Jorgensen is encouraged by seeing that chief officers are being integrated into the whole business, from business functions to the value chain. “That's put different demands on the chief sustainability officer to actually understand the business, the short - term and the long-term goals, and what it is that needs to happen to keep up with regulation.”

Asked about managing different stakeholder expectations, Jorgensen said that one of the most important is “how to measure impact. And how do we ensure that we include that change in the organization and in the value chain and make that change stick?” She sees the chief sustainability officer's role becoming “more strategic but also one where you really need to understand the board of directors in order to have the impact that the chief sustainability officer desires.”

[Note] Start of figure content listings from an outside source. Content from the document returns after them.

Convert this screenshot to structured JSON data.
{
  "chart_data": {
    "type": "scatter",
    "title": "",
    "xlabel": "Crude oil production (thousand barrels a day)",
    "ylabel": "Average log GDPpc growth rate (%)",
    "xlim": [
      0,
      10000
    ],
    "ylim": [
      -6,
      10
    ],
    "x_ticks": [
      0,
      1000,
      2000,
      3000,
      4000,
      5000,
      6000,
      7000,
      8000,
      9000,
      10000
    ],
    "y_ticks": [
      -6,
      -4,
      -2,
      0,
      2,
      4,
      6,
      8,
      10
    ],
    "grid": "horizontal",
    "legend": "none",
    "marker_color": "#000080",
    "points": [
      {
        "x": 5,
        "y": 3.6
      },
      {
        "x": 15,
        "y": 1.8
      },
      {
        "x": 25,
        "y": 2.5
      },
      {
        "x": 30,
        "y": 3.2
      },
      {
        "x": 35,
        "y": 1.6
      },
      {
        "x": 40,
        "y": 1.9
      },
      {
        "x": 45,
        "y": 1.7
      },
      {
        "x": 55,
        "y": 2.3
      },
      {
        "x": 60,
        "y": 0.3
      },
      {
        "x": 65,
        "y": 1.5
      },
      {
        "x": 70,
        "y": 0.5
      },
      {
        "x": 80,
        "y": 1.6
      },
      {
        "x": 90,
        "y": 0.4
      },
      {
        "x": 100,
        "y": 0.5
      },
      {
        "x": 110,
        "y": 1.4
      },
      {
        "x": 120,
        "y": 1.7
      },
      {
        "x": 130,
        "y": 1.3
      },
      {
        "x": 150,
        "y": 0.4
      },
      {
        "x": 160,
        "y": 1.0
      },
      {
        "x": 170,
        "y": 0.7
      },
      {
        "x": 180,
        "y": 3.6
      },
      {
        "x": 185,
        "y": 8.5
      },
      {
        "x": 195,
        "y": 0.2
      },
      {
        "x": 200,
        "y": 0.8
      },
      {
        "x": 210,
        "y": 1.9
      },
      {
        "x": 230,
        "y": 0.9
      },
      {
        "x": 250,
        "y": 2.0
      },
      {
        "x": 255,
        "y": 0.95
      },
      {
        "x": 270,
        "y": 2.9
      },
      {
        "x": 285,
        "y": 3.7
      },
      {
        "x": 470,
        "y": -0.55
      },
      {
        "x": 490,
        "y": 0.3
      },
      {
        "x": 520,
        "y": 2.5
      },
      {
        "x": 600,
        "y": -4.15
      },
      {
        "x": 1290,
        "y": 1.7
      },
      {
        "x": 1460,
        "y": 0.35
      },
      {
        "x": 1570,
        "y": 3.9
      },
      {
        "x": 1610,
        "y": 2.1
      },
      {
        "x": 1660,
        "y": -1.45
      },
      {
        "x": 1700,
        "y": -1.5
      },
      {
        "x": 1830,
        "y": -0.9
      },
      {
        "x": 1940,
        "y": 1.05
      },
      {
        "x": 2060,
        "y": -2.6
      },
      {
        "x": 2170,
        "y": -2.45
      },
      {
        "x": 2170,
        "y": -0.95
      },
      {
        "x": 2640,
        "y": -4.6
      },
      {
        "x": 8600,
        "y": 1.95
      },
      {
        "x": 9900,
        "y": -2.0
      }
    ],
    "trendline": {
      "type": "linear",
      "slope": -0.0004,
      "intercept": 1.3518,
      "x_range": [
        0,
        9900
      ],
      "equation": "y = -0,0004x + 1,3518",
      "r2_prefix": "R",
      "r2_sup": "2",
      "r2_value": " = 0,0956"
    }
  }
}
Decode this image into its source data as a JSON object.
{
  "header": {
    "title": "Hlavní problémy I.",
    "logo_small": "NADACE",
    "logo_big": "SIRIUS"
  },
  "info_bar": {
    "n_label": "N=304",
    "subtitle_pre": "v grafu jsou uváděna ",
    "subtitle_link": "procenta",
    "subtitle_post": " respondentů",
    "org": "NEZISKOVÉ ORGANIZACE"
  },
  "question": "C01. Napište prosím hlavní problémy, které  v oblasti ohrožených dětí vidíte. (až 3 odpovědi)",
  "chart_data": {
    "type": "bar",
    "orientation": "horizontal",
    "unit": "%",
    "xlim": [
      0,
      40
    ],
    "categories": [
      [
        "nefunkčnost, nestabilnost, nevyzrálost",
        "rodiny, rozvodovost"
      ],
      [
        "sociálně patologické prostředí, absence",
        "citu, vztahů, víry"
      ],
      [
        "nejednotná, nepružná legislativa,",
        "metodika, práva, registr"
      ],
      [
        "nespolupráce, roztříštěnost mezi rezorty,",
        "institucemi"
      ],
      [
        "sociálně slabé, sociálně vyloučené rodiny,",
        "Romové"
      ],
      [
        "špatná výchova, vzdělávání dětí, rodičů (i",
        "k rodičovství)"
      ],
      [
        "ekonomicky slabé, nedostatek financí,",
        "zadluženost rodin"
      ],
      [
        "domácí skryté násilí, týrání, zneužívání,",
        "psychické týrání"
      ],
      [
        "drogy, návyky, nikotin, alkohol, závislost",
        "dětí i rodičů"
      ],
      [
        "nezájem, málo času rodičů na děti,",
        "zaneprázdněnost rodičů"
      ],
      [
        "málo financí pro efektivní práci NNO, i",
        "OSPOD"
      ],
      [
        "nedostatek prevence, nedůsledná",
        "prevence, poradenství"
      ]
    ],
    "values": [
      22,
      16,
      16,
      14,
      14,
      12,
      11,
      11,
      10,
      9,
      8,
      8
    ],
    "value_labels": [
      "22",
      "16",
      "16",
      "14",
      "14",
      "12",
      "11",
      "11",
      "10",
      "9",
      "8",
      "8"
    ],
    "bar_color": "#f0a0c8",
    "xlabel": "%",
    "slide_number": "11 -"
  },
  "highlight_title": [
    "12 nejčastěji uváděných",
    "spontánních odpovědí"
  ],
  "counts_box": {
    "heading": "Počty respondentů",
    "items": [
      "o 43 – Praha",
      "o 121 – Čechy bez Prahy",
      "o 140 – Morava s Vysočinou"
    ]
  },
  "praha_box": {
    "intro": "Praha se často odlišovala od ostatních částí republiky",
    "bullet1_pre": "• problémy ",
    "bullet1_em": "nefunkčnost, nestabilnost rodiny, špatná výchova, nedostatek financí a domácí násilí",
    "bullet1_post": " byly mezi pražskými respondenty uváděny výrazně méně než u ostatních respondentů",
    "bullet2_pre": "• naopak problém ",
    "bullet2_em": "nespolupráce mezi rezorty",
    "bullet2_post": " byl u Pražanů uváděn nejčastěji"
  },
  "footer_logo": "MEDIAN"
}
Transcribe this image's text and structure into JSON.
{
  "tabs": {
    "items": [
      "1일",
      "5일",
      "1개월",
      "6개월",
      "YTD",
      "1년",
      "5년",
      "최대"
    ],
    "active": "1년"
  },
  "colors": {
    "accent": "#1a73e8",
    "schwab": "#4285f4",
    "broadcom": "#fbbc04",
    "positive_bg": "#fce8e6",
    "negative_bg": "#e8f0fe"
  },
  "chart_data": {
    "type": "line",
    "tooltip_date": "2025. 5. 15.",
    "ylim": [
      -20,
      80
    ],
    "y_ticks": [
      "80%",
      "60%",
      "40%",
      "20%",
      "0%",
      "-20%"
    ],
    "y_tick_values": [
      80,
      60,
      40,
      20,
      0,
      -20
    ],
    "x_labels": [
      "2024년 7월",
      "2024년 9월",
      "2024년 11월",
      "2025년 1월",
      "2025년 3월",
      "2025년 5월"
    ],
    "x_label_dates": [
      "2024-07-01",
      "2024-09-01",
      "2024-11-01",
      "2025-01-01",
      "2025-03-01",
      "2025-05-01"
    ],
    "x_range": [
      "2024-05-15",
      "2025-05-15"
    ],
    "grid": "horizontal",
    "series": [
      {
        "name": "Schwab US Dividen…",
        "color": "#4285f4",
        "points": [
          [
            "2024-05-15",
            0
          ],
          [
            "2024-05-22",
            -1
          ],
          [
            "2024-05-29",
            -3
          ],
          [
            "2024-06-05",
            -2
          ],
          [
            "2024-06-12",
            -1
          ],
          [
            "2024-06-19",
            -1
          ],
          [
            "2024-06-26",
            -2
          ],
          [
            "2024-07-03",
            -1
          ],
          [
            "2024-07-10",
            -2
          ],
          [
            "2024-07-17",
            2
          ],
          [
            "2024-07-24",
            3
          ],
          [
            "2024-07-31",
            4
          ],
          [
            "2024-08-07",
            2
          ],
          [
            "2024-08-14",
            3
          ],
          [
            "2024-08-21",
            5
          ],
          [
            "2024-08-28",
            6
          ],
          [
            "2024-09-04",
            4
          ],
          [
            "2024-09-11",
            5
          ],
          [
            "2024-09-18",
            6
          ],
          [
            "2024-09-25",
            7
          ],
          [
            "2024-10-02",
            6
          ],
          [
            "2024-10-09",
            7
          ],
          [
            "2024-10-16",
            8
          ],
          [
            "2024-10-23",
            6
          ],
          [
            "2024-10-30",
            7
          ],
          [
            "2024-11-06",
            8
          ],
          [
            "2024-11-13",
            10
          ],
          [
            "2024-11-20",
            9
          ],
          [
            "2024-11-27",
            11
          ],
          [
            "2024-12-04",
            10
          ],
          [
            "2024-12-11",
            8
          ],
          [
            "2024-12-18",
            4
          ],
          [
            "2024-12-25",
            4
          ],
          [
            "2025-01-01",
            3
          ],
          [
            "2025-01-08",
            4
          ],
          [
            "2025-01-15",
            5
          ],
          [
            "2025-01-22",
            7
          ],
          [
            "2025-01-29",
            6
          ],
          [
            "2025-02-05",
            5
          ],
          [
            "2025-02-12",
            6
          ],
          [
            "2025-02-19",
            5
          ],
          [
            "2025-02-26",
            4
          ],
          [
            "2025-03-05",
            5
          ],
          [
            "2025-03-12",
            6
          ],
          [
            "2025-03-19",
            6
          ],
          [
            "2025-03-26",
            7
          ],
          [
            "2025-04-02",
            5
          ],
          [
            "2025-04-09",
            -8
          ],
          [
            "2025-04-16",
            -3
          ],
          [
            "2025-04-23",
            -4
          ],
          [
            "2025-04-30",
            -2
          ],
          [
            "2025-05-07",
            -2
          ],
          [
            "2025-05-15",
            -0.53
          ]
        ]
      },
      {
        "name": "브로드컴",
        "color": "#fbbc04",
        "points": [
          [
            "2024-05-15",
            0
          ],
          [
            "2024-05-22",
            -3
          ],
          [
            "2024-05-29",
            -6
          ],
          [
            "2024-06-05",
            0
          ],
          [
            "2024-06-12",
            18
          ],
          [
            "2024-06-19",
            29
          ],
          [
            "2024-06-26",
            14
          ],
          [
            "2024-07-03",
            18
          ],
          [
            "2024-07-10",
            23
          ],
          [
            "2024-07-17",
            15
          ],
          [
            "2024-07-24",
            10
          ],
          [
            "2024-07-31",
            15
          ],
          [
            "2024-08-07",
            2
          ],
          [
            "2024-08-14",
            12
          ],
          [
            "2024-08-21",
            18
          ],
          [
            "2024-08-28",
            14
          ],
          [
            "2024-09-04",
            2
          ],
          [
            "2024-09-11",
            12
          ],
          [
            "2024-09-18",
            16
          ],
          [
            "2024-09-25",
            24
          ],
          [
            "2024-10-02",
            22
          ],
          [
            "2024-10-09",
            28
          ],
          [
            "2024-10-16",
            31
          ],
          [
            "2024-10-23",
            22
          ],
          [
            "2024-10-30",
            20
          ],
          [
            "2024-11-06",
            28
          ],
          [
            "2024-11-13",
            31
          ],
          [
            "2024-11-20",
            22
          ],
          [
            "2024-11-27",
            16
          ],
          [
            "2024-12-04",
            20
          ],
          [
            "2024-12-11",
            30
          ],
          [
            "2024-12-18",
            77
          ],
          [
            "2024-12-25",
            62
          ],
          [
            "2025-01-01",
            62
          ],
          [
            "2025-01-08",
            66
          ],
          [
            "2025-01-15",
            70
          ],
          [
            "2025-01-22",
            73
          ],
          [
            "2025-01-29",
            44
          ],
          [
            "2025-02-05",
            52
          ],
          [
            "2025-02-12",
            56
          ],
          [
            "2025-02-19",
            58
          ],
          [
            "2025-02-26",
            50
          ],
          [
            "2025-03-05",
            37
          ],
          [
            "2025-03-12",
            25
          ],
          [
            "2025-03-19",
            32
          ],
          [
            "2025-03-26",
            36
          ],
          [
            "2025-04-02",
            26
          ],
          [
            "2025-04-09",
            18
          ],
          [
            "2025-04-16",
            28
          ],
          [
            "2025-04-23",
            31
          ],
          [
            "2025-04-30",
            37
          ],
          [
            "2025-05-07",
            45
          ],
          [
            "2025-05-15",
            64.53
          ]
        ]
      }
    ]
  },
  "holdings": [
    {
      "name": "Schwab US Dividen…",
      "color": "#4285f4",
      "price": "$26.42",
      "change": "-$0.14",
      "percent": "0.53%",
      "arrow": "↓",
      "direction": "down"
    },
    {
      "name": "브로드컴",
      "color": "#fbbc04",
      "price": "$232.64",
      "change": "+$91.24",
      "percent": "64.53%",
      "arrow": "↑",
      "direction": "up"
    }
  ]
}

Jorgensen also emphasized the need for everyone involved with ESG to have a common understanding of terminology. She points to a word such as “materiality,” noting that “when I talk materiality from a sustainability point of view or materiality from a financial point of view, we are not thinking necessarily the same... It requires that understanding of both the company's business model but also its operations, its stakeholder expectations, and of course the performance. Then how do we rely on metrics and data? And how do we ensure we have the internal controls?”

There is a looming threat, said Jorgensen: short-term focus at companies. “We have boards and leadership that may be focused on the short-term performance and not see the long-term value of sustainable or sustainability initiatives. And this can make it challenging to prioritize the ESG issues and allocate the resources.”  While some companies face with pressures to scale back or discard sustainability initiatives, Jorgensen said that “the companies that have actually embedded this sustainability mindset into how they do business have seen how much money they are saving in terms of employees that they want to attract. They're also seeing benefits with their customers and in terms of their rates from banks and insurance companies.”